Fig. 4.

Lateral to axial repositioning of the beads. (A) Illustration of a bead repositioning under the two oppositely directed forces that come from the depolymerizing MT and the trap. The force vectors are initially displaced but become aligned after the bead repositions. (B) Force and stage positions vs. time illustrate five experimental phases in one representative experiment. Phase I, laterally attached motionless bead. Phase II, bead is clamped and pulled to the MT plus end. After the stage settles and the clamp force is maintained constant, we trigger MT depolymerization. Phase III, the end of a shortening MT reaches the bead, and the stage moves to maintain constant force (in Right, the yellow arrowheads point to the MT minus end, and the arrows point to a bead moving in a stationary trap). (Scale bar: 3 μm.) Phase IV, we stop the stage and record the bead’s continued motion in the now stationary trap.
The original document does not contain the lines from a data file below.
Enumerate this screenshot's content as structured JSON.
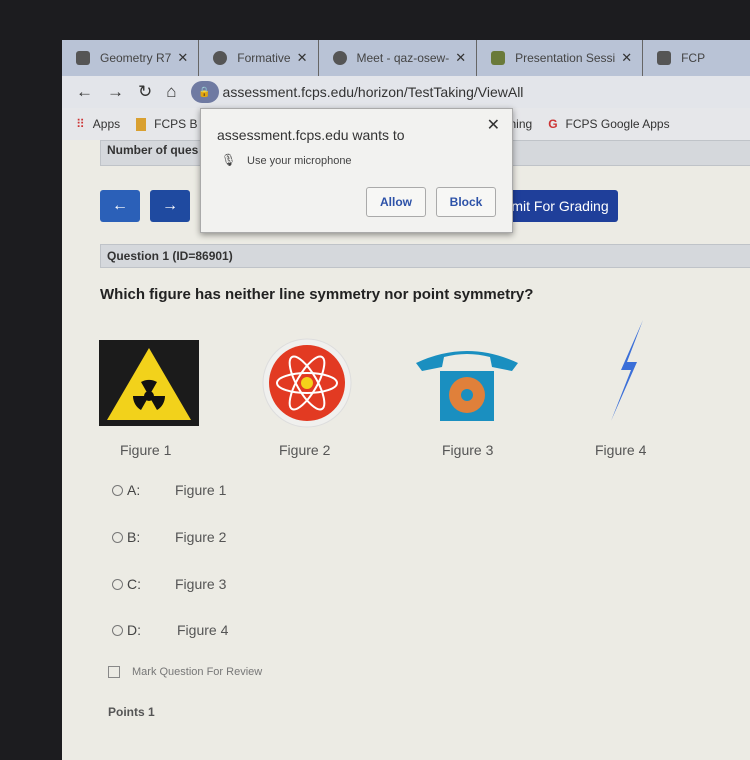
{
  "tabs": [
    {
      "title": "Geometry R7",
      "icon": "classroom-icon"
    },
    {
      "title": "Formative",
      "icon": "formative-icon"
    },
    {
      "title": "Meet - qaz-osew-",
      "icon": "meet-icon"
    },
    {
      "title": "Presentation Sessi",
      "icon": "presentation-icon"
    },
    {
      "title": "FCP",
      "icon": "fcps-icon"
    }
  ],
  "address": {
    "url": "assessment.fcps.edu/horizon/TestTaking/ViewAll"
  },
  "bookmarks": {
    "apps": "Apps",
    "fcps": "FCPS B",
    "learning": "rning",
    "google_apps": "FCPS Google Apps"
  },
  "popup": {
    "title": "assessment.fcps.edu wants to",
    "permission": "Use your microphone",
    "allow": "Allow",
    "block": "Block"
  },
  "page": {
    "number_of_questions": "Number of ques",
    "submit": "mit For Grading",
    "question_header": "Question 1 (ID=86901)",
    "question": "Which figure has neither line symmetry nor point symmetry?",
    "figures": [
      "Figure 1",
      "Figure 2",
      "Figure 3",
      "Figure 4"
    ],
    "options": [
      {
        "letter": "A:",
        "text": "Figure 1"
      },
      {
        "letter": "B:",
        "text": "Figure 2"
      },
      {
        "letter": "C:",
        "text": "Figure 3"
      },
      {
        "letter": "D:",
        "text": "Figure 4"
      }
    ],
    "mark_review": "Mark Question For Review",
    "points": "Points 1"
  },
  "colors": {
    "primary_button": "#2b60b8",
    "tab_bar": "#b9c3d6"
  }
}
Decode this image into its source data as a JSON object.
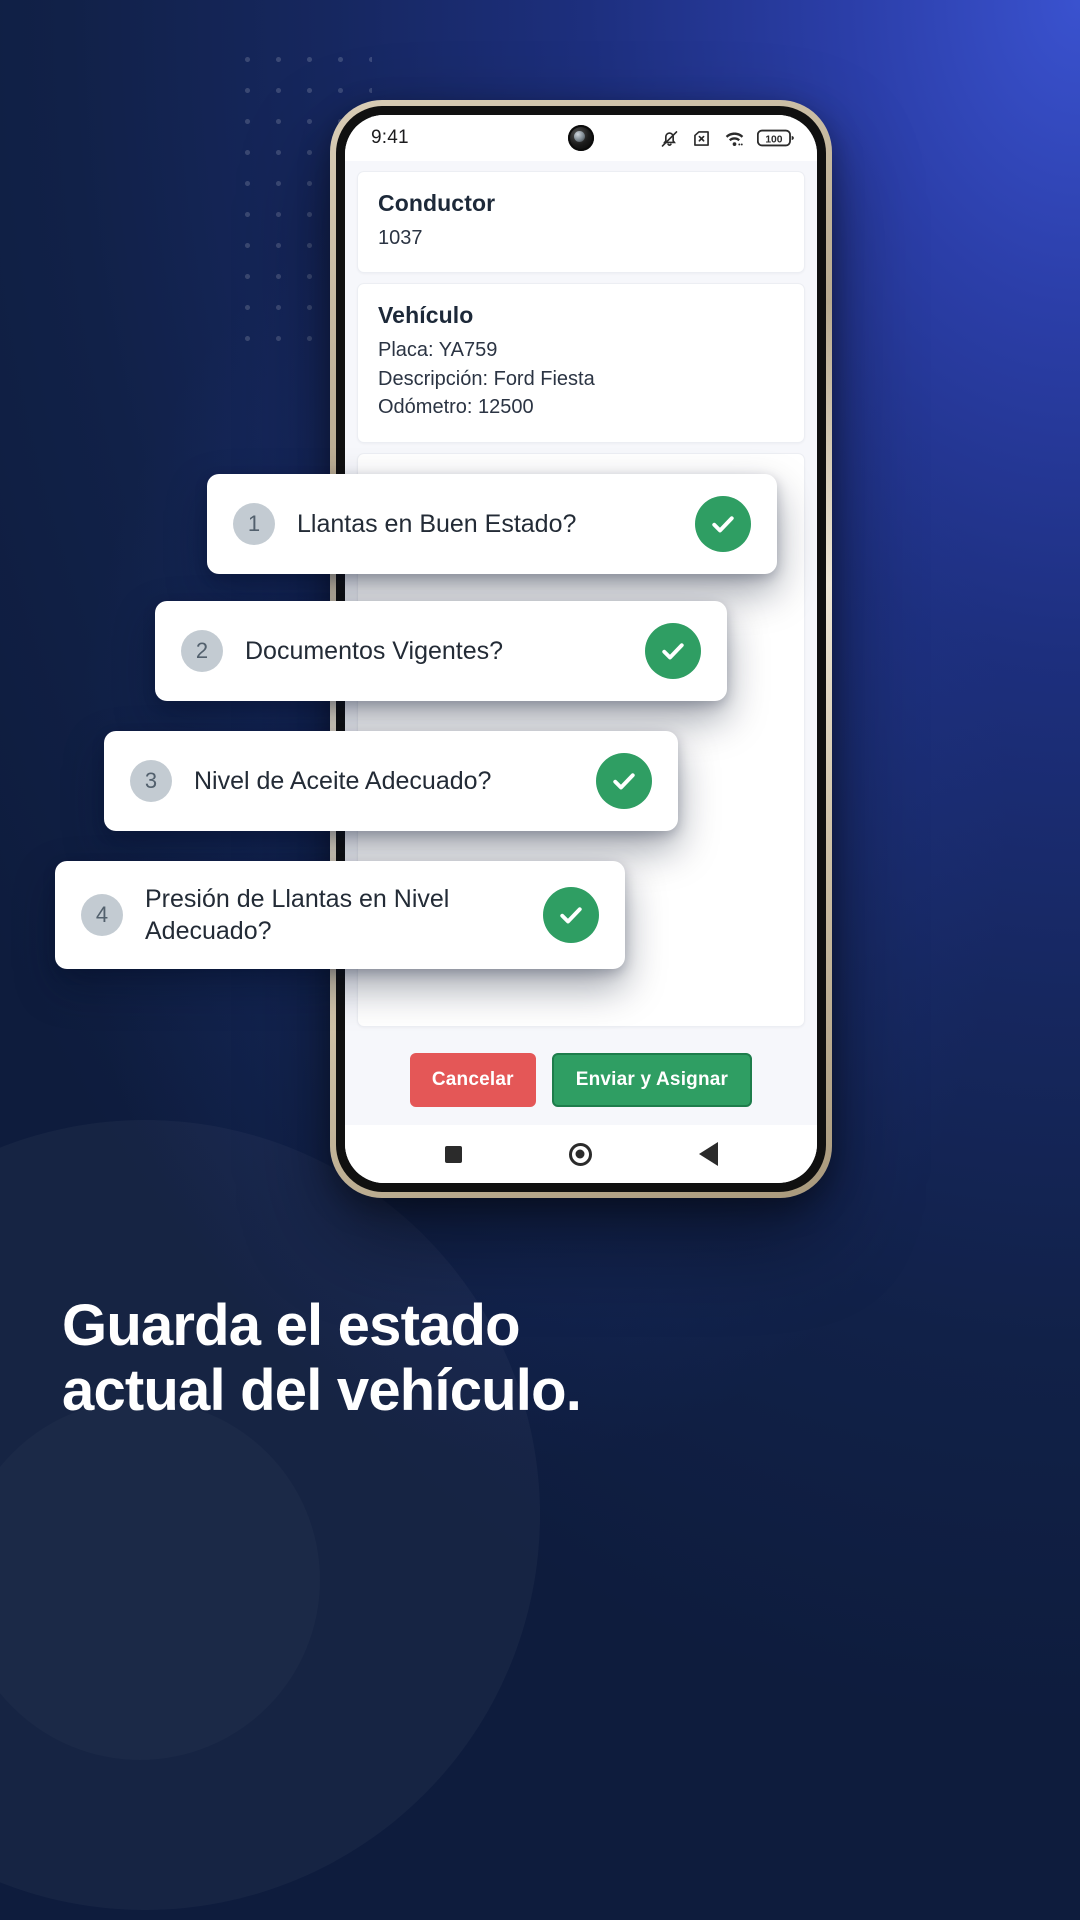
{
  "statusbar": {
    "time": "9:41",
    "icons": [
      "bell-muted-icon",
      "sim-card-off-icon",
      "wifi-icon",
      "battery-icon"
    ],
    "battery_level": "100"
  },
  "cards": {
    "driver": {
      "title": "Conductor",
      "value": "1037"
    },
    "vehicle": {
      "title": "Vehículo",
      "lines": [
        "Placa: YA759",
        "Descripción: Ford Fiesta",
        "Odómetro: 12500"
      ]
    }
  },
  "checklist": [
    {
      "number": "1",
      "label": "Llantas en Buen Estado?",
      "state": "checked"
    },
    {
      "number": "2",
      "label": "Documentos Vigentes?",
      "state": "checked"
    },
    {
      "number": "3",
      "label": "Nivel de Aceite Adecuado?",
      "state": "checked"
    },
    {
      "number": "4",
      "label": "Presión de Llantas en Nivel Adecuado?",
      "state": "checked"
    }
  ],
  "actions": {
    "cancel_label": "Cancelar",
    "submit_label": "Enviar y Asignar"
  },
  "navbar": {
    "recent_label": "recent-apps",
    "home_label": "home",
    "back_label": "back"
  },
  "headline": {
    "line1": "Guarda el estado",
    "line2": "actual del vehículo."
  },
  "colors": {
    "green": "#2F9E63",
    "red": "#E45757",
    "background_blue": "#1D2F7E",
    "card_white": "#FFFFFF",
    "number_chip": "#C3CBD2"
  }
}
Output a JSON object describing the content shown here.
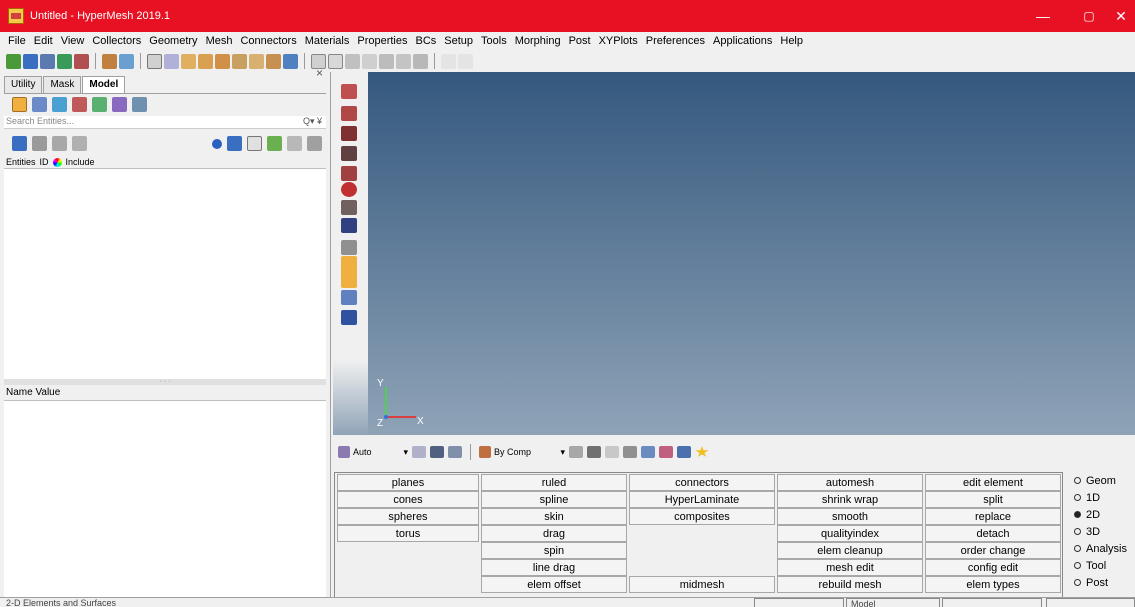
{
  "window": {
    "title": "Untitled - HyperMesh 2019.1",
    "minimize": "—",
    "maximize": "▢",
    "close": "✕"
  },
  "menu": [
    "File",
    "Edit",
    "View",
    "Collectors",
    "Geometry",
    "Mesh",
    "Connectors",
    "Materials",
    "Properties",
    "BCs",
    "Setup",
    "Tools",
    "Morphing",
    "Post",
    "XYPlots",
    "Preferences",
    "Applications",
    "Help"
  ],
  "browser": {
    "tabs": [
      "Utility",
      "Mask",
      "Model"
    ],
    "active_tab": "Model",
    "search_placeholder": "Search Entities...",
    "search_icons": "Q▾ ¥",
    "columns": {
      "entities": "Entities",
      "id": "ID",
      "include": "Include"
    },
    "name_value_header": "Name Value",
    "splitter_dots": "· · ·"
  },
  "viewport": {
    "axis_y": "Y",
    "axis_z": "Z",
    "axis_x": "X"
  },
  "bottom_toolbar": {
    "display_mode": "Auto",
    "color_mode": "By Comp"
  },
  "panel": {
    "col1": [
      "planes",
      "cones",
      "spheres",
      "torus"
    ],
    "col2": [
      "ruled",
      "spline",
      "skin",
      "drag",
      "spin",
      "line drag",
      "elem offset"
    ],
    "col3": [
      "connectors",
      "HyperLaminate",
      "composites",
      "midmesh"
    ],
    "col4": [
      "automesh",
      "shrink wrap",
      "smooth",
      "qualityindex",
      "elem cleanup",
      "mesh edit",
      "rebuild mesh"
    ],
    "col5": [
      "edit element",
      "split",
      "replace",
      "detach",
      "order change",
      "config edit",
      "elem types"
    ]
  },
  "page_radios": [
    {
      "label": "Geom",
      "selected": false
    },
    {
      "label": "1D",
      "selected": false
    },
    {
      "label": "2D",
      "selected": true
    },
    {
      "label": "3D",
      "selected": false
    },
    {
      "label": "Analysis",
      "selected": false
    },
    {
      "label": "Tool",
      "selected": false
    },
    {
      "label": "Post",
      "selected": false
    }
  ],
  "status": {
    "message": "2-D Elements and Surfaces",
    "model_label": "Model"
  },
  "colors": {
    "titlebar": "#e81123",
    "viewport_top": "#34587e",
    "viewport_bottom": "#8fa3b7"
  }
}
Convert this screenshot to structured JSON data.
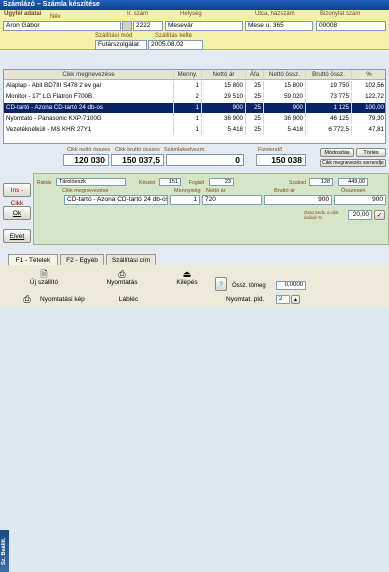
{
  "window": {
    "title": "Számlázó – Számla készítése"
  },
  "header": {
    "labels": {
      "name": "Ügyfél adatai",
      "nev": "Név",
      "irsz": "Ir. szám",
      "city": "Helység",
      "street": "Utca, házszám",
      "doc": "Bizonylat szám",
      "payment": "Szállítási mód",
      "date": "Szállítás kelte"
    },
    "name": "Aron Gábor",
    "zip": "2222",
    "city": "Mesevár",
    "street": "Mese u. 365",
    "doc_no": "00008",
    "payment": "Futárszolgálat",
    "date": "2005.08.02"
  },
  "grid": {
    "headers": [
      "Cikk megnevezése",
      "Menny.",
      "Nettó ár",
      "Áfa",
      "Nettó össz.",
      "Bruttó össz.",
      "%"
    ],
    "rows": [
      [
        "Alaplap - Abit BD7III  S478  2 év gar",
        "1",
        "15 800",
        "25",
        "15 800",
        "19 750",
        "102,56"
      ],
      [
        "Monitor - 17\" LG Flatron F700B",
        "2",
        "29 510",
        "25",
        "59 020",
        "73 775",
        "122,72"
      ],
      [
        "CD-tartó - Azona CD-tartó 24 db-os",
        "1",
        "900",
        "25",
        "900",
        "1 125",
        "100,00"
      ],
      [
        "Nyomtató - Panasonic KXP-7100G",
        "1",
        "36 900",
        "25",
        "36 900",
        "46 125",
        "79,30"
      ],
      [
        "Vezetéknélküli - MS KHR 27Y1",
        "1",
        "5 418",
        "25",
        "5 418",
        "6 772,5",
        "47,81"
      ]
    ]
  },
  "totals": {
    "labels": {
      "net": "Cikk nettó összes",
      "gross": "Cikk bruttó összes",
      "discount": "Számlakedvezm.",
      "pay": "Fizetendő"
    },
    "net": "120 030",
    "gross": "150 037,5",
    "discount": "0",
    "pay": "150 038",
    "btn_modify": "Módosítás",
    "btn_delete": "Törlés",
    "btn_reorder": "Cikk megnevezés sorrendje"
  },
  "left_buttons": {
    "ins": "Ins - Cikk",
    "ok": "Ok",
    "cancel": "Elvet"
  },
  "edit": {
    "labels": {
      "raktar": "Raktár",
      "keszlet": "Készlet",
      "foglalt": "Foglalt",
      "szabad": "Szabad",
      "cikk": "Cikk megnevezése",
      "menny": "Mennyiség",
      "netto": "Nettó ár",
      "brutto": "Bruttó ár",
      "osszesen": "Összesen",
      "osszes_kedv": "Össz.kedv. a cikk árából %"
    },
    "raktar": "Tárolóeszk",
    "keszlet": "151",
    "foglalt": "23",
    "szabad": "128",
    "szabad2": "449,00",
    "cikk": "CD-tartó - Azona CD-tartó 24 db-os",
    "menny": "1",
    "netto": "720",
    "brutto": "900",
    "osszesen": "900",
    "kedv": "20,00"
  },
  "tabs": [
    "F1 - Tételek",
    "F2 - Egyéb",
    "Szállítási cím"
  ],
  "toolbar": {
    "side": "Sz. Beállít.",
    "new_supplier": "Új szállító",
    "print": "Nyomtatás",
    "exit": "Kilépés",
    "print_preview": "Nyomtatási kép",
    "footer": "Lábléc",
    "weight_label": "Össz. tömeg",
    "weight": "0,0000",
    "copies_label": "Nyomtat. pld.",
    "copies": "2"
  },
  "colors": {
    "header_bg": "#f3f1a8",
    "selection": "#0a246a",
    "edit_panel": "#d6e4c8"
  }
}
Phase V, bead detaches from the MT tip and falls back to the trap’s center. (C) Example tracks of motions for CC-tethered beads (phase III). Tracks with increase in the speed are aligned to the center in the time that this change took place (time 0 for blue curves). (D) Average of centered two-phasic traces of the CC-tethered beads tracking the shortening MT end under an approximately constant trapping force of 2.6 ± 0.5 pN (right axis); dotted lines are SDs. (E) The percent of force signals measured in phase IV with amplitude that exceeded the value specified, normalized for different groups of beads. The CC-tethered beads that increased their speed during phase III (blue) showed larger force transients, on average, than the control beads (black, P < 0.05) or the CC-tethered beads that did not change their speed (green, P < 0.07). The maximum forces measured increased 5.8 and 2.6 times, respectively.